Kaleidoscopes of Chaos – How Traumatic Boundary Violations Destroy The Capacity for Self-Care » The Art of Healing Trauma

I’m not sure why my sense of self always remained strong, even when powerless. But that’s the key difference between myself and many other survivors. My sense of my boundaries (and any hint of violation) was always on a hair trigger: my house, my fences, my alarms are all set at the atomic level.
Yet, this is the nature of #abuseculture. Edges are worn away over time, until you finally meet that bastard that goes all the way, and you have no idea how you got there. You’ve been set up from day one, usually by your parents/caregivers.
I wrote about this phenomenon already. In You Don’t Belong Here…
Predators and Prey – Excerpt from You Don’t Belong Here – http://wp.me/p1ipdJ-5o1
But this excerpt is from this article. Weirdly enough, the house analogy was exactly how I’ve been describing boundaries and consent to my son.
#thatssomecuilshit
“Developmental Trauma Destroys Boundary Formation
What happens if a person experiences this type of situation, of the car in the swimming pool, or the person marching straight into the house and bedroom, as a young child?
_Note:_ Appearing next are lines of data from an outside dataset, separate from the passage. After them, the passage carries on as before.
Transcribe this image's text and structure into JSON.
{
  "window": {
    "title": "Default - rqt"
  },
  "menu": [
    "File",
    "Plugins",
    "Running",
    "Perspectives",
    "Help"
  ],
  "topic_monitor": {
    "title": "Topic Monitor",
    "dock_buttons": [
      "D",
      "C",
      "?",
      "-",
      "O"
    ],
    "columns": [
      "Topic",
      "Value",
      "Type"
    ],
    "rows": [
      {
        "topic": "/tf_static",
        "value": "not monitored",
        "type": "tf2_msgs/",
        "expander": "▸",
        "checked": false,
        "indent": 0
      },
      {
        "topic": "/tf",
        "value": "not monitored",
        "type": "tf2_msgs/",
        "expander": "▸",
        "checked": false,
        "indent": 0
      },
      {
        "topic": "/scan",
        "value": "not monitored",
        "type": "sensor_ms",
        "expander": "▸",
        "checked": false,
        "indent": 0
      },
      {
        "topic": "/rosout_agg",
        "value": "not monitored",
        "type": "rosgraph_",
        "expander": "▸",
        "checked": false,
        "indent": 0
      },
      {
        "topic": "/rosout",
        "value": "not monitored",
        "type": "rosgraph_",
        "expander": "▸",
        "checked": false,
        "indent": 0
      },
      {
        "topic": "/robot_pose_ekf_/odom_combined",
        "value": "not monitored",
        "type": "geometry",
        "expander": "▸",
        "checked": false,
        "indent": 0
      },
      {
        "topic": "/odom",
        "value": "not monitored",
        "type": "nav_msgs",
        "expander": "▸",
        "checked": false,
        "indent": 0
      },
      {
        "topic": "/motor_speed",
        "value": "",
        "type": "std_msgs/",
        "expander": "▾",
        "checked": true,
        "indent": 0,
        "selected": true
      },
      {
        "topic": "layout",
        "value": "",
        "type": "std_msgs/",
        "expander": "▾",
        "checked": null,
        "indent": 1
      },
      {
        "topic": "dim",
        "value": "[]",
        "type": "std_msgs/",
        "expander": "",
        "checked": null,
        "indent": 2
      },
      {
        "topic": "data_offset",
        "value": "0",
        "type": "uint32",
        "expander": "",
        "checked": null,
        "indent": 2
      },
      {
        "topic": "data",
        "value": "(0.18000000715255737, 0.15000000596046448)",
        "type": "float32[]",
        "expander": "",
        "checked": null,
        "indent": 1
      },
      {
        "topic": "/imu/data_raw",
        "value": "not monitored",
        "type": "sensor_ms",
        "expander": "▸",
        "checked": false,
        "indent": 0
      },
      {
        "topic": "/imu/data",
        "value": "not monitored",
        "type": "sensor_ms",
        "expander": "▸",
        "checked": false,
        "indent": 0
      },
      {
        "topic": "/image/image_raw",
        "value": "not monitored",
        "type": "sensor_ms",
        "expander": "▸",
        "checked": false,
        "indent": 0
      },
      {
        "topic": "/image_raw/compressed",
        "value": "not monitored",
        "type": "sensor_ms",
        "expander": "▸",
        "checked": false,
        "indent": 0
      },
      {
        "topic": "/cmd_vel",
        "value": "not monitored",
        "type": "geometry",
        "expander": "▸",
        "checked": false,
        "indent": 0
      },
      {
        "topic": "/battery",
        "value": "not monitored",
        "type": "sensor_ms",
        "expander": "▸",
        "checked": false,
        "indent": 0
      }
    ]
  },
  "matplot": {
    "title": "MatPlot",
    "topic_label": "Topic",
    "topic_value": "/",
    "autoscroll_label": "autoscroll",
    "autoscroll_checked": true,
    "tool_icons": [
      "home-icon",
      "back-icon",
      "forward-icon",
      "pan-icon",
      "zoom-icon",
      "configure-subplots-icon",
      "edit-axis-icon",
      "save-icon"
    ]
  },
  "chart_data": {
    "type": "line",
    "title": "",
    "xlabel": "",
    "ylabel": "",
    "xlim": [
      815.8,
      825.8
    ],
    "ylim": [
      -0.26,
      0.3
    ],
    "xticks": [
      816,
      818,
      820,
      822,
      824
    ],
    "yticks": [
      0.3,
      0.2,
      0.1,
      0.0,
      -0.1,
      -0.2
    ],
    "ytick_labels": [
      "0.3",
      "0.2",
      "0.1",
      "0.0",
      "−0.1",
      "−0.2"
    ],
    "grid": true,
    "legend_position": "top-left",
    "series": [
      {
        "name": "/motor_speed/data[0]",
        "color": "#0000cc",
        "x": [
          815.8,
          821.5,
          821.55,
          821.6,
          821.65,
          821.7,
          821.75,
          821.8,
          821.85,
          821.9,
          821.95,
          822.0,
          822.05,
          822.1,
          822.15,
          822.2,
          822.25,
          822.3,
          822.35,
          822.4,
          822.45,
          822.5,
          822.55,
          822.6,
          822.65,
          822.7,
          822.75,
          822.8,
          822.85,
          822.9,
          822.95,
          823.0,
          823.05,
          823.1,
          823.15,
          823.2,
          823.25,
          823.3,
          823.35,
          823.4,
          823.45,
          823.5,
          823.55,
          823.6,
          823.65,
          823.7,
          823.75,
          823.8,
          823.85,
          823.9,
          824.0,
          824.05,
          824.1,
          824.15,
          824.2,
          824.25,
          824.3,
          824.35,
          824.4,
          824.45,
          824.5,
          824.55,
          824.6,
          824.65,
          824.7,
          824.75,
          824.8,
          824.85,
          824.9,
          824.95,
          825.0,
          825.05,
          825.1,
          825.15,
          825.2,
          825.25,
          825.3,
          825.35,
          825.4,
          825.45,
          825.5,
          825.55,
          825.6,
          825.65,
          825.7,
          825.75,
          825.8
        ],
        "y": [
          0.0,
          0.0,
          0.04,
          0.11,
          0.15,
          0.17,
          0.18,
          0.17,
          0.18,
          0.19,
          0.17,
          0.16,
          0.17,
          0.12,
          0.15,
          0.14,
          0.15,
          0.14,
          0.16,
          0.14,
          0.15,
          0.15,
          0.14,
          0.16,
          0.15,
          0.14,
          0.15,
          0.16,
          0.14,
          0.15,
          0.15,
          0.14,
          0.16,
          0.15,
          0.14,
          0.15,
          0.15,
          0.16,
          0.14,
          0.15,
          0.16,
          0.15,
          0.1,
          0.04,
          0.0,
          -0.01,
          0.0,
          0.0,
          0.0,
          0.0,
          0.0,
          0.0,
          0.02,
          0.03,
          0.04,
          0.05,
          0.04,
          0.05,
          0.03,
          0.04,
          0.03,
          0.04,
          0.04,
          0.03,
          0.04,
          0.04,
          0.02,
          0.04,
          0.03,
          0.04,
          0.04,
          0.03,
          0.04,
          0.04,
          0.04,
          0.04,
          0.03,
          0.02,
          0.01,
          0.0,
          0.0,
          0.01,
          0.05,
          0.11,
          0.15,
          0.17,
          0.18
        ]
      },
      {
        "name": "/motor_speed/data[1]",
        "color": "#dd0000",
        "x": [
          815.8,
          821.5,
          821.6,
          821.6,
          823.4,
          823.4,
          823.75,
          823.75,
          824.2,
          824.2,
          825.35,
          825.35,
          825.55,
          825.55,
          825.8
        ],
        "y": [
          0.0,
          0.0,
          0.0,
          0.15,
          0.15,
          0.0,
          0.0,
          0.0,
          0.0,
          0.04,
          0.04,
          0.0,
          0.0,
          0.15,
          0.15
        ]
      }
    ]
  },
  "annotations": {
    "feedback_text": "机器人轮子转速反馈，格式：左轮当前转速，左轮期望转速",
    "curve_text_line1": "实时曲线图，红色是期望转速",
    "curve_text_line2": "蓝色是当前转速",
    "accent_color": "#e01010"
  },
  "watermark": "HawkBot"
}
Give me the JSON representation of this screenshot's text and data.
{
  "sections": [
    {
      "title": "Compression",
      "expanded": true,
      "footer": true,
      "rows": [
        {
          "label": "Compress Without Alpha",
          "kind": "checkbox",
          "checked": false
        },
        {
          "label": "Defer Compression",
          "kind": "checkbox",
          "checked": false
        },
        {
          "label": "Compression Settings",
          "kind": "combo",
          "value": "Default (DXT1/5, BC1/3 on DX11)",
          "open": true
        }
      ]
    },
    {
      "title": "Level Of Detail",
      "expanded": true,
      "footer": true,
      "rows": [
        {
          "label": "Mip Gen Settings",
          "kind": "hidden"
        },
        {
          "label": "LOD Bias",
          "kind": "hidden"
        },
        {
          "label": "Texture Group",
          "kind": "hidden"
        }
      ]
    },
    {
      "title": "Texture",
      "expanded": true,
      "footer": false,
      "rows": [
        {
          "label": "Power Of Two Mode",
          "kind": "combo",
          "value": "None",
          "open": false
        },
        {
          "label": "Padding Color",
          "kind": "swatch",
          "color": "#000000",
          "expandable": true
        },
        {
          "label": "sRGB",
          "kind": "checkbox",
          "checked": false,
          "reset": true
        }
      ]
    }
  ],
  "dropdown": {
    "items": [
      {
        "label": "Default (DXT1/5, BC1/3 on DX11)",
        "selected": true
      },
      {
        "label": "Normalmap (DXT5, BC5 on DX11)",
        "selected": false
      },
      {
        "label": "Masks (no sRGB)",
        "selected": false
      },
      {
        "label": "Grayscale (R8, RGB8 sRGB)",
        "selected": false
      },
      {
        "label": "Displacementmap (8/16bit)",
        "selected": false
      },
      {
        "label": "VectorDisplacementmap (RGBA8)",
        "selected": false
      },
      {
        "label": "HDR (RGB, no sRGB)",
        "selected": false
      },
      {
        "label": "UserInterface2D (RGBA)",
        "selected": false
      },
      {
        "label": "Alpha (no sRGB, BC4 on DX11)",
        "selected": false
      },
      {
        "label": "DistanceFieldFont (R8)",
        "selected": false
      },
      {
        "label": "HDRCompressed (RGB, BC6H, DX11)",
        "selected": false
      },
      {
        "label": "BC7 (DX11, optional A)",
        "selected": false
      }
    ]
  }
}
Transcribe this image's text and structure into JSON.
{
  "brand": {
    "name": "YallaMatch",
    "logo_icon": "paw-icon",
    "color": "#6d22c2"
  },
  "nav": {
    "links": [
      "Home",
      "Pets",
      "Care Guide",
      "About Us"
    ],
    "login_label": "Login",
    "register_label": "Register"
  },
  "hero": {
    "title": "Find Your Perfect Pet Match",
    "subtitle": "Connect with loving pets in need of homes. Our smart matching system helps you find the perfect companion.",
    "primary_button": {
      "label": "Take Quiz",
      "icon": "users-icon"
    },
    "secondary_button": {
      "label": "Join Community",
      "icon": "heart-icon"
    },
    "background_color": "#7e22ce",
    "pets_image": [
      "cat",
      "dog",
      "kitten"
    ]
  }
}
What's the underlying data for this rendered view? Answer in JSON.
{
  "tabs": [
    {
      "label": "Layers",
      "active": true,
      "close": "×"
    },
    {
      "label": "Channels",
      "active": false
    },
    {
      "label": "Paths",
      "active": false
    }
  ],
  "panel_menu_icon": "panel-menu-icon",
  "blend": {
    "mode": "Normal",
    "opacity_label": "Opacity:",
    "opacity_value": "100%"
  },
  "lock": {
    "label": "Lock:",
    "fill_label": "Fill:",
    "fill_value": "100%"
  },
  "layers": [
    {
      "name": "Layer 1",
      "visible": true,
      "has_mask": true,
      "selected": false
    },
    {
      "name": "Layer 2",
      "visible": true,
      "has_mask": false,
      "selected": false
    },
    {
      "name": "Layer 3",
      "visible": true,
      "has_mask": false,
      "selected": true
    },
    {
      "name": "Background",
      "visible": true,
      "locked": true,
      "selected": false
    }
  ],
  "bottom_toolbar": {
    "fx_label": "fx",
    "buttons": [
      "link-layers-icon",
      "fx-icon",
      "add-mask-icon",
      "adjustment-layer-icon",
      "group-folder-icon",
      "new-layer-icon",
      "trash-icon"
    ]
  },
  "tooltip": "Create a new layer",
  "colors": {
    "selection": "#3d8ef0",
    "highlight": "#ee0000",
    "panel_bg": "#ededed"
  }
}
What if your own boundaries became hard to identify way before you could even speak?
What if your brain developed within a situation in which your boundaries were being broken so much that that place, that edge, where you’re supposed to feel a distinct sense of a boundary being crossed, became blurry and eventually faded away altogether? Because, in that context, the place where your boundary was or wasn’t had become irrelevant?
And what if this was how your brain and nervous system developed? This was “family” to you. This was “love.” Appeasing and loving the invasion force meant you would be secure, and live, and be cared for.
What then?
Where is self-care then?
Where is self then?
I guess my point in writing this is just to remind myself, when I’m feeling confused, that for someone like me who has been through a lot of trauma, Self comes before Self-Care.”